The son will soon settle down in a life of debauchery. This word actually means that he led not only a morally disordered life, but also loose and chaotic. In a short time, his adventure turned into a drama. The country where he was experienced a severe famine, and he hired himself out to one of the local inhabitants who put him on his farm to feed the pigs. His own words reveal his tragic condition: “Here I am dying of hunger.”

An inner emptiness and a hunger for love are often the first signs of our getting away from God. The long road to freedom is never an easy one.

What is it that we find lacking? What do we need to fill our hearts? We have everything else, so why are we still hungry?

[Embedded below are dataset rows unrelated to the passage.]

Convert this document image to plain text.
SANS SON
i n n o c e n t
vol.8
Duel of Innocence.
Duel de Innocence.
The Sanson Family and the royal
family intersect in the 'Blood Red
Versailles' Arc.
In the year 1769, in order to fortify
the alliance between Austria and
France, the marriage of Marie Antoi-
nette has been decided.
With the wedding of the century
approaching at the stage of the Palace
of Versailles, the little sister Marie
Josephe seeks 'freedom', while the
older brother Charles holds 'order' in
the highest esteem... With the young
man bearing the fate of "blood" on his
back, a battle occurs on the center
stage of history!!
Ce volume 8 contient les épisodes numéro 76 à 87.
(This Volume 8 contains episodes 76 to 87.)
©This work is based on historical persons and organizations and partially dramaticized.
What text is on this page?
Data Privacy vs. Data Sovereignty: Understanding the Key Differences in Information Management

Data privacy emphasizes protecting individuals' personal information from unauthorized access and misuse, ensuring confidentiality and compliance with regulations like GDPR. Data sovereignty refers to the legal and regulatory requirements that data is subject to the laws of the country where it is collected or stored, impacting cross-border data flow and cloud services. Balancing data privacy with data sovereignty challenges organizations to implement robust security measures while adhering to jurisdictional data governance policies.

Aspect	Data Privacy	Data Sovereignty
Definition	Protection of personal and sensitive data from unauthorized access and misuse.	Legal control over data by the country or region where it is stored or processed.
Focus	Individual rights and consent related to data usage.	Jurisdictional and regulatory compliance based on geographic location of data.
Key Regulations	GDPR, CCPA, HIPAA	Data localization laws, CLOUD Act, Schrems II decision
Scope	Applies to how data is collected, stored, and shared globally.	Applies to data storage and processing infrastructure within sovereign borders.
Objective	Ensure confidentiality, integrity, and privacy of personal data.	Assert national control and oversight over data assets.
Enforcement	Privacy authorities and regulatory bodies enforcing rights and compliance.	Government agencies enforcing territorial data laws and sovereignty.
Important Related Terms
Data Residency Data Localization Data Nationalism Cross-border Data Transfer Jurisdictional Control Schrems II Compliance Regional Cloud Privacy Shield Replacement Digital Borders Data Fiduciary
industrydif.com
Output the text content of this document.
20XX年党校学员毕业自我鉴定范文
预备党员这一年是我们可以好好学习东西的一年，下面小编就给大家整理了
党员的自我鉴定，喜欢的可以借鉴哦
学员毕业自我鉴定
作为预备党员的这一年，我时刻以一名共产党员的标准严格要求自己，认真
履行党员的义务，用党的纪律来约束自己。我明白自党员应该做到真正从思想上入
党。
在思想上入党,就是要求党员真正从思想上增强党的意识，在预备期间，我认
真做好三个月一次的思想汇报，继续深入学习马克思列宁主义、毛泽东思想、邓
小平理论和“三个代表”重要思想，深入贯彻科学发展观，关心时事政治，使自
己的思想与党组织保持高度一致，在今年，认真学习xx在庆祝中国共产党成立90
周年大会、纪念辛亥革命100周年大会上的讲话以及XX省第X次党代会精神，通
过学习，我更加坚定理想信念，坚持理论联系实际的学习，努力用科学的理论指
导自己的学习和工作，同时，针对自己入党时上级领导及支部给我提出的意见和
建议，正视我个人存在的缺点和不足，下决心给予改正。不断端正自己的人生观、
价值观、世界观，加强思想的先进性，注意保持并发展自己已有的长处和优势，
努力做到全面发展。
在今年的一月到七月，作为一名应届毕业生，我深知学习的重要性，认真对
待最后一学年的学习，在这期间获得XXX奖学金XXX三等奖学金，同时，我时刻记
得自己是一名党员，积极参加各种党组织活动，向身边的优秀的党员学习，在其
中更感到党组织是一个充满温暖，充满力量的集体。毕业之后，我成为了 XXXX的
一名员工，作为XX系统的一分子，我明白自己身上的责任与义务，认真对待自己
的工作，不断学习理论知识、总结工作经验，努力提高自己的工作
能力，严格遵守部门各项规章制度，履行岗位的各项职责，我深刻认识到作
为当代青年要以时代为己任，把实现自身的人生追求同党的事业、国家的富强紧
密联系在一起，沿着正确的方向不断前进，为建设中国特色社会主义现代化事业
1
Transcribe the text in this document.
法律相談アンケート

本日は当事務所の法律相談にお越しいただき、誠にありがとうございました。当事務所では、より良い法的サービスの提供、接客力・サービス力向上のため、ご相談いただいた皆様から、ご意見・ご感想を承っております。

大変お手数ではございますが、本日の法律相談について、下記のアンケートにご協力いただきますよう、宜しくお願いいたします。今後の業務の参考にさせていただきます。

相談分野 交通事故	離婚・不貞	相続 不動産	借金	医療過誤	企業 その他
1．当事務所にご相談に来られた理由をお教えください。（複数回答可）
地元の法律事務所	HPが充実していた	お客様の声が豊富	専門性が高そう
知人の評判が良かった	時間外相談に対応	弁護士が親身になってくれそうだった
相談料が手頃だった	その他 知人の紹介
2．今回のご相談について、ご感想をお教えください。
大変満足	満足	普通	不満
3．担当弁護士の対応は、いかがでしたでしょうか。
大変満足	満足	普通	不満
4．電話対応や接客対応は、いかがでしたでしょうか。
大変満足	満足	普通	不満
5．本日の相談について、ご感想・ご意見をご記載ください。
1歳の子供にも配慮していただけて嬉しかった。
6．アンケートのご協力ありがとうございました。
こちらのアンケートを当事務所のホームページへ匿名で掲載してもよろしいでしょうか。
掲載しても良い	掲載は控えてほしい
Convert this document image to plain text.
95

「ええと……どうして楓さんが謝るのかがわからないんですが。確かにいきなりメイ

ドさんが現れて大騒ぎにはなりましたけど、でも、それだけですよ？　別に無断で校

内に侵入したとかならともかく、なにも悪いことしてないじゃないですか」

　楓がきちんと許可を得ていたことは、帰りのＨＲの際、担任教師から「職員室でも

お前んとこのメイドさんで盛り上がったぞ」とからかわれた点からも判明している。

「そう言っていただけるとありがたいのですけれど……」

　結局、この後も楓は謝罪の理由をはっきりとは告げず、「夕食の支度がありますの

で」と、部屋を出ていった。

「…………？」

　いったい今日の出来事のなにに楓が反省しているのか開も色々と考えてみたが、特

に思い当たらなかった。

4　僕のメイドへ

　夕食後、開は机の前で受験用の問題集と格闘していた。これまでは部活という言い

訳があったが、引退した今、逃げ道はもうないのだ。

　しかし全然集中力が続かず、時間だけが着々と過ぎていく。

            The young man came to his senses, and searching within his own emptiness, he remembered his father and the abundance in his father’s home, where “some of his father’s servants had more food than they want, and here I am dying of hunger.” Somewhere within himself, he began to feel the need for another kind of freedom in his father’s home. He realized his mistake and made a decision: “I will leave this place and go to my father.”

            Can we, too, begin our way back to our Father’s place? There are so many who would actually do that if they knew God who, as we read in the parable, “he ran to the boy, clasped him in his arms and kissed him tenderly.”

Those embraces and kisses speak of a love that reveals much more than what is described in all the books of theology. Next to this Father, we shall experience a freedom that is much more fulfilling and complete.